Mollyblobs

By mollyblobs

Loads of leeks

For once the sun shone all day, so after a morning trip into town for Pete and me to get one or two remaining presents (which also involved browsing the local art shop and a very pleasant cup of coffee), Pete, Chris and I headed out to the Great Fen to do their newly opened 'Last of the Meres' trail.

This took us to places that we'd never been before including the edge of the former Whittlesey Mere, which was the largest lake in lowland Britain before it was drained in the mid nineteenth century. Interestingly you can still see traces of the lake in the thick layer of whitish marl visible on ditch sides, which were deposited by the generations of stoneworts, which had dominated the bed of this shallow, calcareous water body. There is still a shallow depression marking its former location, which was under arable cropping until a few years ago, when it was bought by the Great Fen Trust and is now being restored to damp grassland.

Further on we walked along the old course of the River Nene, and then along the Engine Drain, where we spent some time watching a pair of short-eared owls hunting over the rough grassland. Unfortunately they were quite distant, so the few photographs I took weren't that good. I've included one in the extras, just to remind me of the day. We also saw three Chinese water-deer in this area.

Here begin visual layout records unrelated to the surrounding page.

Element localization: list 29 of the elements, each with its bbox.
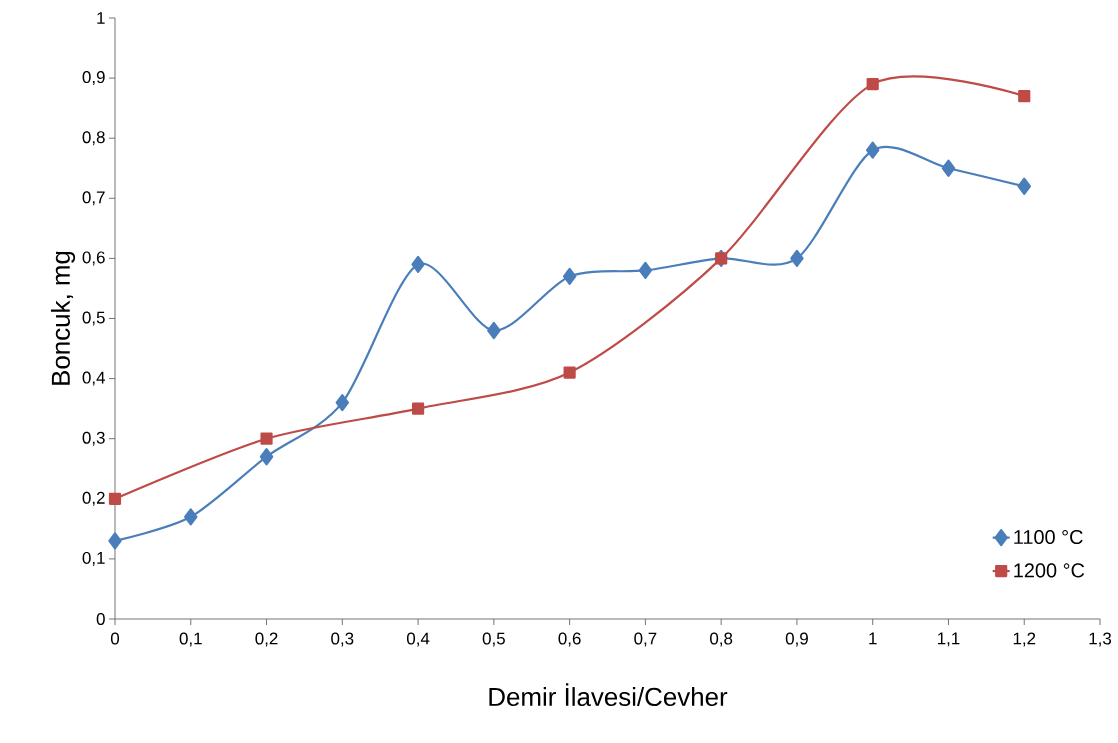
x-axis-title: Demir İlavesi/Cevher	[489, 683, 728, 707]
y-tick-label: 0,1	[82, 551, 105, 566]
y-tick-label: 0,6	[82, 251, 105, 266]
x-tick-label: 1,2	[1013, 632, 1036, 647]
x-tick-label: 0,4	[406, 632, 430, 647]
y-tick-label: 0,4	[82, 371, 105, 386]
x-tick-label: 0,7	[634, 632, 657, 647]
y-tick-label: 0,7	[82, 191, 105, 206]
x-tick-label: 0,1	[179, 632, 202, 647]
y-tick-label: 0,9	[82, 71, 105, 86]
x-tick-label: 0,3	[331, 632, 354, 647]
x-tick-label: 0,8	[710, 632, 733, 647]
y-axis-title: Boncuk, mg	[50, 251, 76, 385]
legend-label: 1100 °C	[1014, 529, 1083, 545]
y-tick-label: 0,3	[82, 431, 105, 446]
x-tick-label: 0,6	[558, 632, 581, 647]
x-tick-label: 1,3	[1089, 632, 1112, 647]
y-tick-label: 1	[97, 12, 105, 24]
y-tick-label: 0	[96, 613, 105, 625]
x-tick-label: 0	[110, 632, 120, 645]
x-tick-label: 0,2	[255, 632, 278, 647]
y-tick-label: 0,5	[82, 311, 105, 326]
x-tick-label: 1,1	[938, 632, 960, 647]
y-tick-label: 0,8	[82, 131, 105, 146]
x-tick-label: 1	[869, 632, 877, 645]
x-tick-label: 0,5	[482, 632, 505, 647]
legend-label: 1200 °C	[1014, 563, 1085, 578]
x-tick-label: 0,9	[785, 632, 808, 647]
y-tick-label: 0,2	[82, 491, 105, 506]
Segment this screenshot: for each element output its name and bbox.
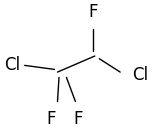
Text: F: F: [89, 3, 98, 21]
Text: Cl: Cl: [4, 56, 20, 74]
Text: F: F: [47, 110, 56, 128]
Text: Cl: Cl: [132, 66, 148, 84]
Text: F: F: [74, 110, 83, 128]
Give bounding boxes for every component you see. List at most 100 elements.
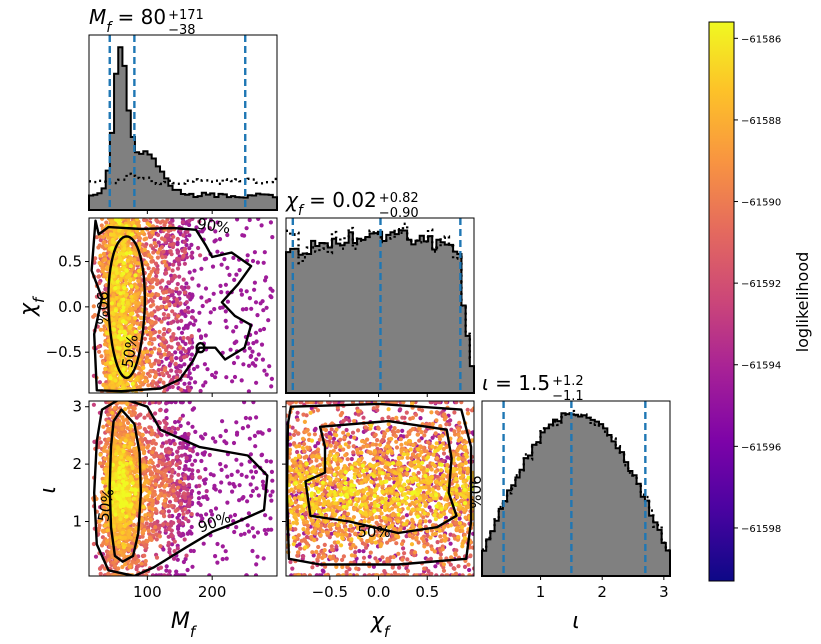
sample-point [143, 513, 148, 518]
sample-point [246, 389, 251, 393]
sample-point [140, 229, 145, 234]
contour-50 [107, 235, 146, 380]
sample-point [187, 340, 192, 345]
sample-point [181, 559, 186, 565]
sample-point [177, 460, 183, 465]
sample-point [112, 564, 117, 569]
sample-point [268, 459, 273, 464]
sample-point [100, 218, 105, 221]
sample-point [112, 406, 117, 411]
sample-point [127, 325, 132, 330]
sample-point [245, 499, 250, 504]
sample-point [154, 537, 159, 542]
sample-point [169, 533, 175, 538]
sample-point [201, 541, 206, 546]
sample-point [158, 296, 163, 301]
sample-point [162, 296, 167, 301]
sample-point [94, 294, 99, 299]
sample-point [129, 232, 134, 237]
sample-point [213, 229, 218, 234]
sample-point [247, 346, 252, 351]
sample-point [223, 464, 228, 469]
sample-point [260, 431, 265, 436]
sample-point [127, 409, 132, 415]
sample-point [208, 218, 214, 223]
sample-point [137, 241, 142, 246]
sample-point [247, 436, 252, 441]
sample-point [201, 478, 206, 483]
sample-point [217, 489, 223, 494]
sample-point [155, 434, 160, 439]
sample-point [225, 232, 230, 238]
sample-point [171, 488, 176, 493]
sample-point [115, 312, 120, 317]
sample-point [125, 300, 130, 306]
sample-point [142, 415, 147, 420]
sample-point [167, 374, 172, 379]
sample-point [105, 528, 110, 533]
sample-point [161, 336, 166, 341]
sample-point [145, 445, 150, 450]
sample-point [154, 555, 160, 560]
sample-point [126, 355, 131, 361]
sample-point [231, 360, 237, 366]
sample-point [123, 345, 129, 350]
sample-point [120, 564, 125, 570]
sample-point [116, 302, 121, 307]
sample-point [138, 425, 143, 430]
sample-point [184, 455, 189, 461]
x-tick-label: 3 [659, 583, 669, 601]
sample-point [189, 334, 194, 339]
sample-point [196, 469, 201, 474]
sample-point [250, 526, 255, 531]
sample-point [177, 262, 182, 267]
sample-point [108, 360, 113, 365]
sample-point [144, 474, 149, 479]
sample-point [112, 528, 117, 533]
sample-point [187, 500, 192, 505]
sample-point [148, 336, 153, 341]
sample-point [176, 472, 181, 477]
sample-point [137, 231, 142, 237]
sample-point [106, 557, 111, 562]
sample-point [219, 480, 224, 485]
x-tick-label: 2 [597, 583, 607, 601]
contour-label: 90% [196, 215, 232, 237]
sample-point [139, 561, 144, 566]
sample-point [230, 489, 235, 494]
sample-point [176, 530, 181, 535]
sample-point [172, 302, 177, 308]
sample-point [132, 410, 137, 416]
sample-point [212, 307, 217, 312]
sample-point [148, 369, 153, 374]
sample-point [183, 506, 188, 511]
sample-point [223, 309, 228, 314]
sample-point [101, 448, 106, 453]
sample-point [141, 487, 146, 492]
sample-point [178, 479, 183, 484]
sample-point [116, 401, 121, 405]
sample-point [179, 318, 184, 323]
sample-point [247, 459, 252, 464]
sample-point [117, 329, 122, 334]
sample-point [191, 322, 196, 327]
sample-point [106, 571, 111, 576]
sample-point [259, 223, 264, 228]
sample-point [194, 225, 199, 230]
sample-point [173, 420, 178, 425]
sample-point [183, 246, 188, 251]
sample-point [207, 573, 212, 576]
sample-point [185, 305, 191, 310]
sample-point [128, 345, 133, 350]
sample-point [130, 298, 135, 303]
sample-point [255, 313, 260, 318]
sample-point [112, 334, 117, 339]
sample-point [232, 512, 238, 518]
sample-point [176, 526, 181, 532]
sample-point [128, 441, 133, 446]
sample-point [140, 287, 145, 292]
sample-point [230, 379, 235, 384]
panel-title: Mf = 80 [89, 5, 166, 36]
sample-point [267, 428, 272, 433]
sample-point [204, 256, 209, 261]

The next stretch of the walk passed through arable land, where I was rather taken by these neat rows of leeks, and the huge flock of starlings that were flying in the background. Our various stops meant that it was dusk before we returned to the car, but as we were on our last approach a barn owl swooped silently over my head, before flying low over the field in search of voles - pure magic... The walk reminded me how much wildlife there is in the Great Fen, and what a pleasure it is to walk in winter, when the weather's dry and not blowing a gale!